Esprit critique, où es-tu ?

285 - avril-juin 2009

Au milieu du 19e siècle, face au développement du chemin de fer, le député Arago (par ailleurs physicien) affirmait que « le transport des soldats en wagon les efféminerait ». Quelques années auparavant déjà, il mettait en garde contre les fluxions de poitrine, pleurésies, catarrhes, que les usagers ne manqueraient pas d’attraper ou contre une hypothétique explosion de la locomotive…

Vous souriez ? Et pourtant, à certains égards, les mentalités n’ont pas vraiment changé.

Toutes ces alertes et mises en garde d’Arago se sont faites dans un contexte politique de prise de décision : le choix d’un tracé pour la ligne de chemin de fer de Paris à Versailles en 1836 puis en 1837, le choix entre l’État et les compagnies privées pour la construction des grandes lignes de chemin de fer1. On ignore si Arago était lui-même convaincu par les préventions « médicales » qu’il assénait à ses collègues parlementaires, mais aujourd’hui, comme hier, on constate que la culture de la peur s’empare de nos élites politiques. Toute nouveauté présente des risques qu’il est rarement possible d’évaluer et toute nouvelle technologie suscite des inquiétudes, justifiées ou non. Toute nouveauté présente une part d’incertitudes qu’il est rarement possible de complètement éliminer, et toute nouvelle technologie suscite des inquiétudes, justifiées ou non. Mais la différence est grande entre les attitudes du 19e siècle et celles d’aujourd’hui : malgré quelques accidents ferroviaires, personne n’a suggéré à l’époque d’abandonner le rail (ou de faire un « moratoire »...) alors qu’aujourd’hui, sur simple rumeur et sans danger réellement avéré, on cherche très vite à « revenir au cheval »... Et pourtant les méthodes et outils en santé publique ont largement progressé, permettant de mieux maîtriser l’introduction de nouvelles technologies.

Ce qui a changé, c’est le caractère non tangible de certains dangers allégués : rayonnements divers, génétique, produits chimiques, nanoparticules. En comparaison le chemin de fer était, au moins, directement perceptible par chacun.

Ce qui a changé aussi, c’est l’amplitude et la vitesse de diffusion de l’information. Autrefois transmises lentement de proche en proche, les peurs, des plus crédibles aux plus extravagantes, sont aujourd’hui amplifiées instantanément par le bouche à oreille électronique et les débats qui s’en suivent sont lourdement parasités par une information trop souvent dénaturée. Sous prétexte d’avertir et de protéger, l’inflation médiatique finit par angoisser voire déstabiliser les moins crédules qui découvrent à leurs dépens que l’abus de sensationnel nuit gravement à leur bien-être !

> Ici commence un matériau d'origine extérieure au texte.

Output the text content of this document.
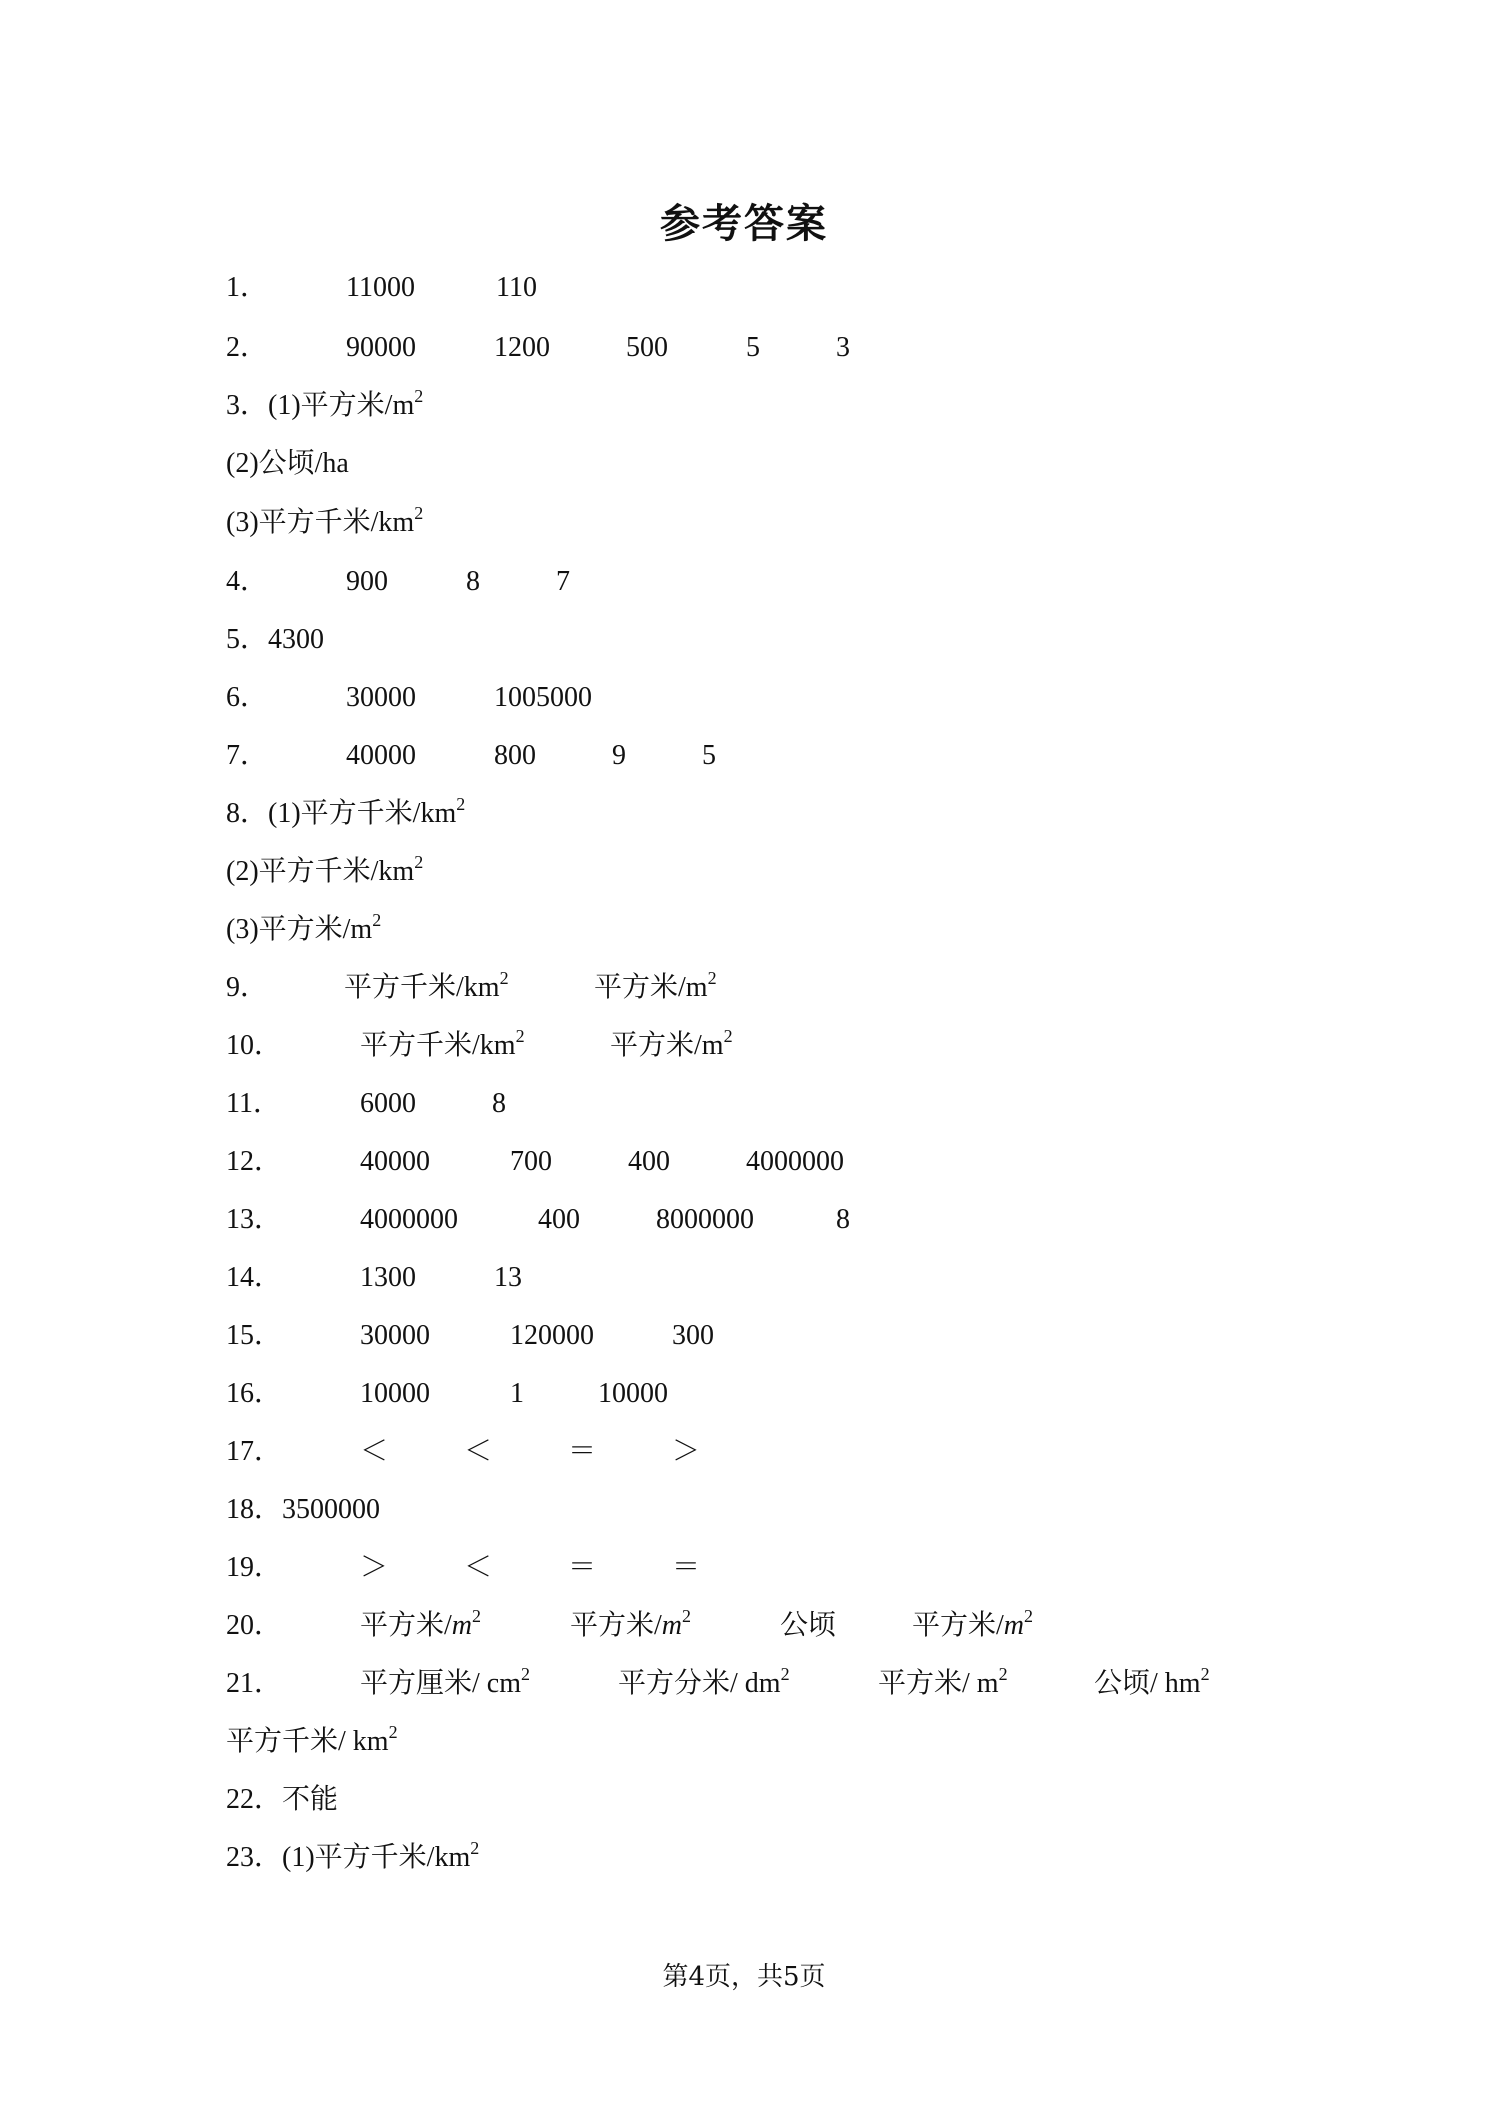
参考答案
1．	11000	110
2．	90000	1200	500	5	3
3．(1)平方米$/m^2$
(2)公顷/ha
(3)平方千米$/km^2$
4．	900	8	7
5．4300
6．	30000	1005000
7．	40000	800	9	5
8．(1)平方千米$/km^2$
(2)平方千米$/km^2$
(3)平方米$/m^2$
9．	平方千米$/km^2$	平方米$/m^2$
10．	平方千米$/km^2$	平方米$/m^2$
11．	6000	8
12．	40000	700	400	4000000
13．	4000000	400	8000000	8
14．	1300	13
15．	30000	120000	300
16．	10000	1	10000
17．	＜	＜	＝	＞
18．3500000
19．	＞	＜	＝	＝
20．	平方米$/m^2$	平方米$/m^2$	公顷	平方米$/m^2$
21．	平方厘米/ $cm^2$	平方分米/ $dm^2$	平方米/ $m^2$	公顷/ $hm^2$
平方千米/ $km^2$
22．不能
23．(1)平方千米$/km^2$
第4页，共5页
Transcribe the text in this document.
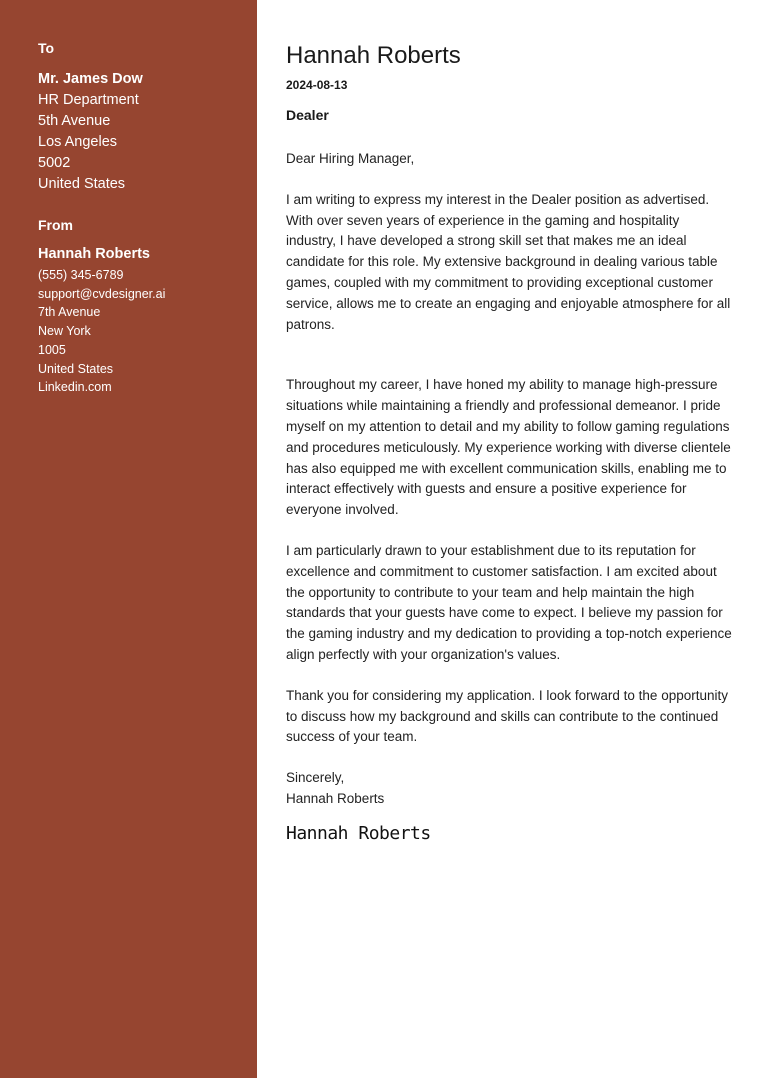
To
Mr. James Dow
HR Department
5th Avenue
Los Angeles
5002
United States
From
Hannah Roberts
(555) 345-6789
support@cvdesigner.ai
7th Avenue
New York
1005
United States
Linkedin.com
Hannah Roberts
2024-08-13
Dealer
Dear Hiring Manager,
I am writing to express my interest in the Dealer position as advertised. With over seven years of experience in the gaming and hospitality industry, I have developed a strong skill set that makes me an ideal candidate for this role. My extensive background in dealing various table games, coupled with my commitment to providing exceptional customer service, allows me to create an engaging and enjoyable atmosphere for all patrons.
Throughout my career, I have honed my ability to manage high-pressure situations while maintaining a friendly and professional demeanor. I pride myself on my attention to detail and my ability to follow gaming regulations and procedures meticulously. My experience working with diverse clientele has also equipped me with excellent communication skills, enabling me to interact effectively with guests and ensure a positive experience for everyone involved.
I am particularly drawn to your establishment due to its reputation for excellence and commitment to customer satisfaction. I am excited about the opportunity to contribute to your team and help maintain the high standards that your guests have come to expect. I believe my passion for the gaming industry and my dedication to providing a top-notch experience align perfectly with your organization's values.
Thank you for considering my application. I look forward to the opportunity to discuss how my background and skills can contribute to the continued success of your team.
Sincerely,
Hannah Roberts
Hannah Roberts
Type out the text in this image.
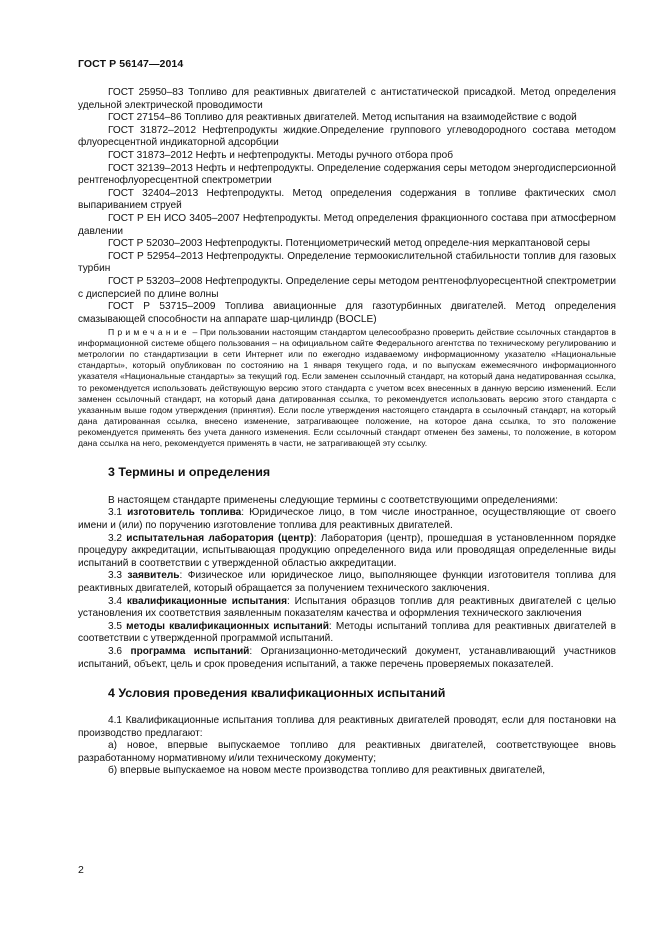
ГОСТ Р 56147—2014

ГОСТ 25950–83 Топливо для реактивных двигателей с антистатической присадкой. Метод определения удельной электрической проводимости

ГОСТ 27154–86 Топливо для реактивных двигателей. Метод испытания на взаимодействие с водой

ГОСТ 31872–2012 Нефтепродукты жидкие.Определение группового углеводородного состава методом флуоресцентной индикаторной адсорбции

ГОСТ 31873–2012 Нефть и нефтепродукты. Методы ручного отбора проб

ГОСТ 32139–2013 Нефть и нефтепродукты. Определение содержания серы методом энергодисперсионной рентгенофлуоресцентной спектрометрии

ГОСТ 32404–2013 Нефтепродукты. Метод определения содержания в топливе фактических смол выпариванием струей

ГОСТ Р ЕН ИСО 3405–2007 Нефтепродукты. Метод определения фракционного состава при атмосферном давлении

ГОСТ Р 52030–2003 Нефтепродукты. Потенциометрический метод определе-ния меркаптановой серы

ГОСТ Р 52954–2013 Нефтепродукты. Определение термоокислительной стабильности топлив для газовых турбин

ГОСТ Р 53203–2008 Нефтепродукты. Определение серы методом рентгенофлуоресцентной спектрометрии с дисперсией по длине волны

ГОСТ Р 53715–2009 Топлива авиационные для газотурбинных двигателей. Метод определения смазывающей способности на аппарате шар-цилиндр (BOCLE)

Примечание – При пользовании настоящим стандартом целесообразно проверить действие ссылочных стандартов в информационной системе общего пользования – на официальном сайте Федерального агентства по техническому регулированию и метрологии по стандартизации в сети Интернет или по ежегодно издаваемому информационному указателю «Национальные стандарты», который опубликован по состоянию на 1 января текущего года, и по выпускам ежемесячного информационного указателя «Национальные стандарты» за текущий год. Если заменен ссылочный стандарт, на который дана недатированная ссылка, то рекомендуется использовать действующую версию этого стандарта с учетом всех внесенных в данную версию изменений. Если заменен ссылочный стандарт, на который дана датированная ссылка, то рекомендуется использовать версию этого стандарта с указанным выше годом утверждения (принятия). Если после утверждения настоящего стандарта в ссылочный стандарт, на который дана датированная ссылка, внесено изменение, затрагивающее положение, на которое дана ссылка, то это положение рекомендуется применять без учета данного изменения. Если ссылочный стандарт отменен без замены, то положение, в котором дана ссылка на него, рекомендуется применять в части, не затрагивающей эту ссылку.

3 Термины и определения

В настоящем стандарте применены следующие термины с соответствующими определениями:

3.1 изготовитель топлива: Юридическое лицо, в том числе иностранное, осуществляющие от своего имени и (или) по поручению изготовление топлива для реактивных двигателей.

3.2 испытательная лаборатория (центр): Лаборатория (центр), прошедшая в установленнном порядке процедуру аккредитации, испытывающая продукцию определенного вида или проводящая определенные виды испытаний в соответствии с утвержденной областью аккредитации.

3.3 заявитель: Физическое или юридическое лицо, выполняющее функции изготовителя топлива для реактивных двигателей, который обращается за получением технического заключения.

3.4 квалификационные испытания: Испытания образцов топлив для реактивных двигателей с целью установления их соответствия заявленным показателям качества и оформления технического заключения

3.5 методы квалификационных испытаний: Методы испытаний топлива для реактивных двигателей в соответствии с утвержденной программой испытаний.

3.6 программа испытаний: Организационно-методический документ, устанавливающий участников испытаний, объект, цель и срок проведения испытаний, а также перечень проверяемых показателей.

4 Условия проведения квалификационных испытаний

4.1 Квалификационные испытания топлива для реактивных двигателей проводят, если для постановки на производство предлагают:

а) новое, впервые выпускаемое топливо для реактивных двигателей, соответствующее вновь разработанному нормативному и/или техническому документу;

б) впервые выпускаемое на новом месте производства топливо для реактивных двигателей,

2
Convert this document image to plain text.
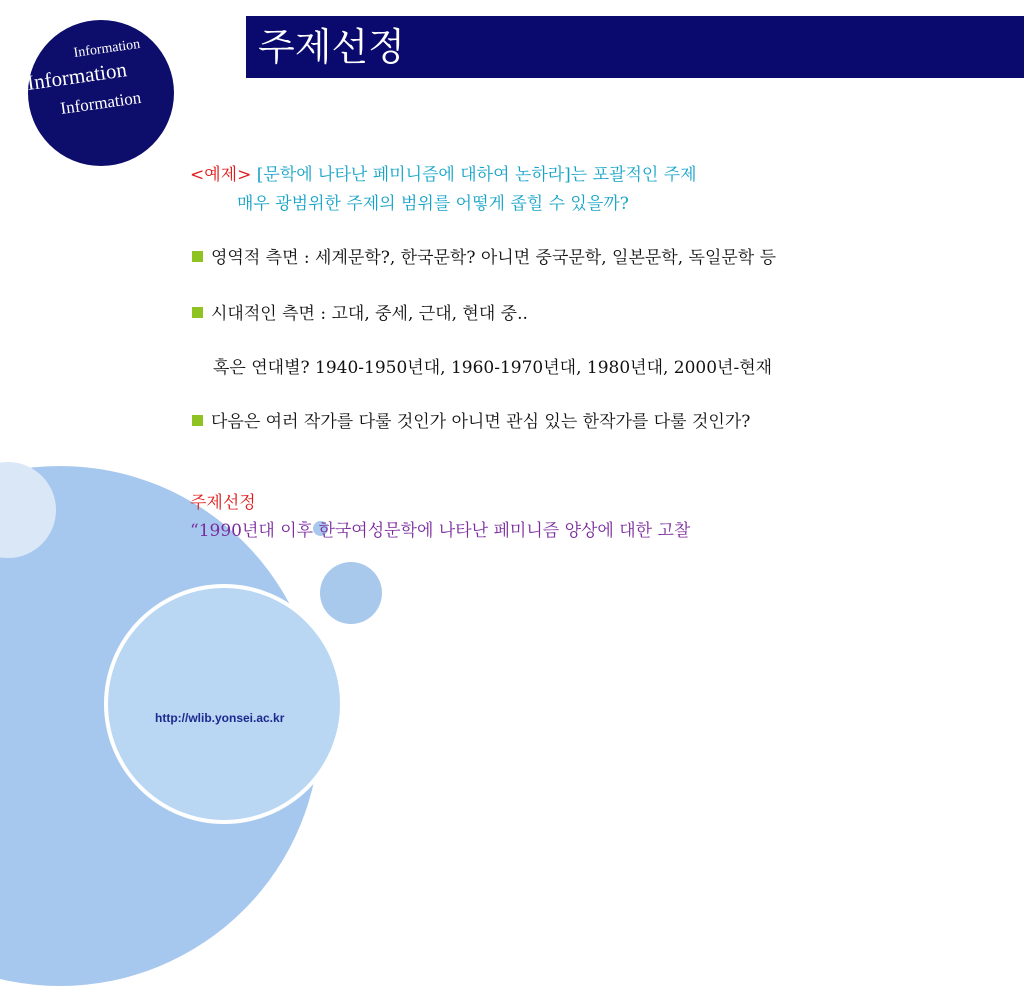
Information
Information
Information
주제선정
<예제> [문학에 나타난 페미니즘에 대하여 논하라]는 포괄적인 주제
매우 광범위한 주제의 범위를 어떻게 좁힐 수 있을까?
영역적 측면 : 세계문학?, 한국문학? 아니면 중국문학, 일본문학, 독일문학 등
시대적인 측면 : 고대, 중세, 근대, 현대 중..
혹은 연대별? 1940-1950년대, 1960-1970년대, 1980년대, 2000년-현재
다음은 여러 작가를 다룰 것인가 아니면 관심 있는 한작가를 다룰 것인가?
주제선정
“1990년대 이후 한국여성문학에 나타난 페미니즘 양상에 대한 고찰
http://wlib.yonsei.ac.kr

Les scénarios catastrophe les formules alarmistes – sans oublier les canulars et légendes urbaines – se répandent comme la varicelle, sur le Web et dans la presse, tout comme les théories et pratiques occultes, divinatoires, pseudo-médicales et parascientifiques qui ont déjà une très large place dans les médias. Si quelques journalistes et auteurs s’en inquiètent et s’appliquent à démystifier les impostures et la désinformation, un grand nombre répond à la demande créée par leurs bons soins car c’est elle, la bonne fée, qui fait vendre et qui explose l’audimat. L’esprit critique, ainsi lesté par des peurs irraisonnées voire irrationnelles, a de plus en plus de mal à surnager dans la mer de l’information.

La lucidité est la qualité principale de la personne dotée d’esprit critique. Et cet esprit-là ne se cache pas dans le petit bout de la queue du chat2.

1 Voir Œuvres complètes de François Arago, Volume 5 Tome 2 (1855) p. 238 et suivantes et Histoire de la Monarchie de Juillet, Tome 5 de P. Thureau-Dangin (1911) p. 64-65.

2 « La queue du chat », paroles et musique de Robert Marcy, 1948. Un succès des Frères Jacques.